Easley’s ties to the organization have been further strengthened in recent years because of his relationship with current strong safety Kam Chancellor, who like Easley grew up in Virginia and briefly dated Easley’s daughter, Gabrielle (Easley had moved to Norfolk where Chancellor grew up and Chancellor and Easley’s daughter attended Maury High School together).

But while he grew to terms with his football career, Easley wasn’t sure the Hall of Fame was in the offing until a few years ago when he was told there was a move afoot to have him be nominated by the Seniors Committee. That nomination finally came this year and Easley, received the 80 percent of the vote needed to get elected.

Easley became just the eighth pure safety to be inducted into the Hall of Fame and first whose career began after 1970.

Easley said that while “I don’t know why” more safeties haven’t been elected, he speculated that he thinks safeties are simply easy sometimes to overlook on the field. They don’t get a lot of sacks, the way linemen and linebackers do, and they don’t spend a lot of time in man coverage to make a lot of highlight-reel plays on the ball, the way corners do, he said.

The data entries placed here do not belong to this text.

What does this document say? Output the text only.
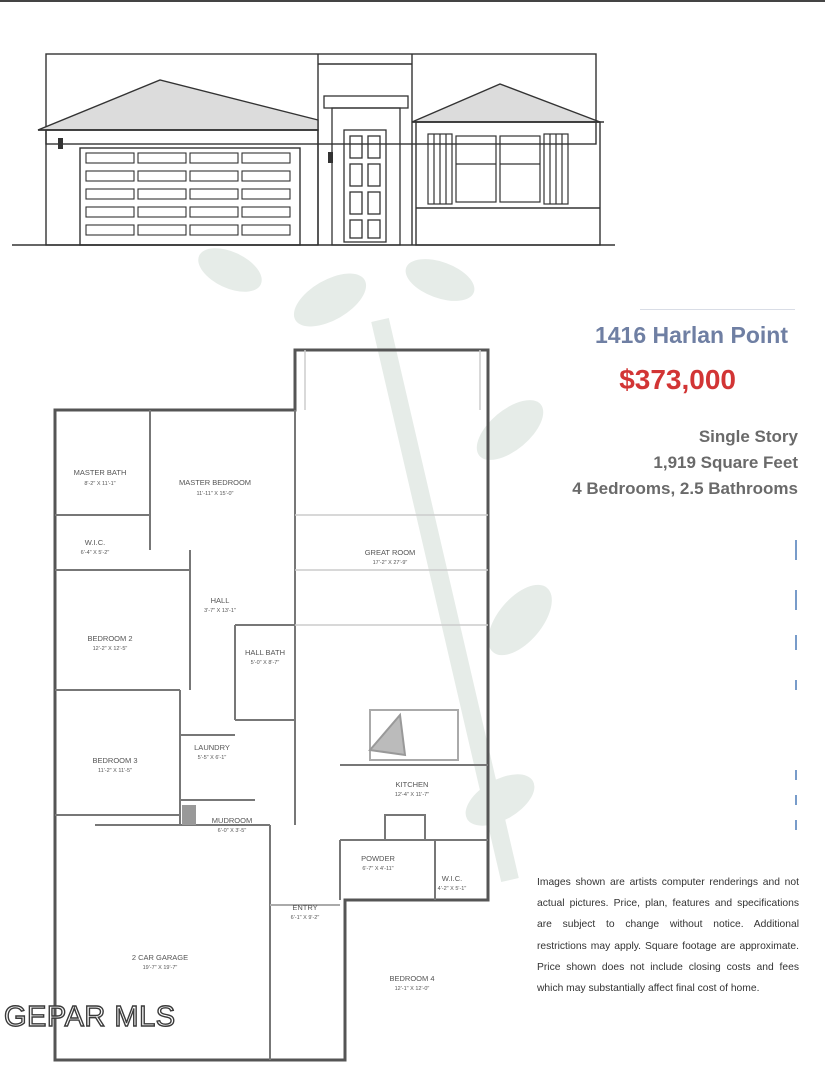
MASTER BATH
8'-2" X 11'-1"	MASTER BEDROOM
11'-11" X 15'-0"
W.I.C.
6'-4" X 5'-2"	GREAT ROOM
17'-2" X 27'-9"
HALL
3'-7" X 13'-1"
BEDROOM 2
12'-2" X 12'-5"	HALL BATH
5'-0" X 8'-7"
LAUNDRY
5'-5" X 6'-1"
BEDROOM 3
11'-2" X 11'-5"
KITCHEN
12'-4" X 11'-7"
MUDROOM
6'-0" X 3'-5"
POWDER
6'-7" X 4'-11"
W.I.C.
4'-2" X 5'-1"
ENTRY
6'-1" X 9'-2"
2 CAR GARAGE
19'-7" X 19'-7"
BEDROOM 4
12'-1" X 12'-0"
1416 Harlan Point
$373,000
Single Story
1,919 Square Feet
4 Bedrooms, 2.5 Bathrooms
Images shown are artists computer renderings and not actual pictures. Price, plan, features and specifications are subject to change without notice. Additional restrictions may apply. Square footage are approximate. Price shown does not include closing costs and fees which may substantially affect final cost of home.
GEPAR MLS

Some, though, think Easley’s induction could help break that trend (John Lynch was a finalist this year and could get in soon). And while Easley didn’t say it, he knows well that someday he could be joined in Canton by one or two of the team’s current safeties.

“We have a healthy crop of really good safeties coming down the pike, no doubt about that,” he said. “I think that in itself is going to change the perception of safeties in the Hall of Fame and I look forward to those guys getting in the Hal of Fame because definitely there has not been enough safeties selected to the Pro Football Hall of Fame.”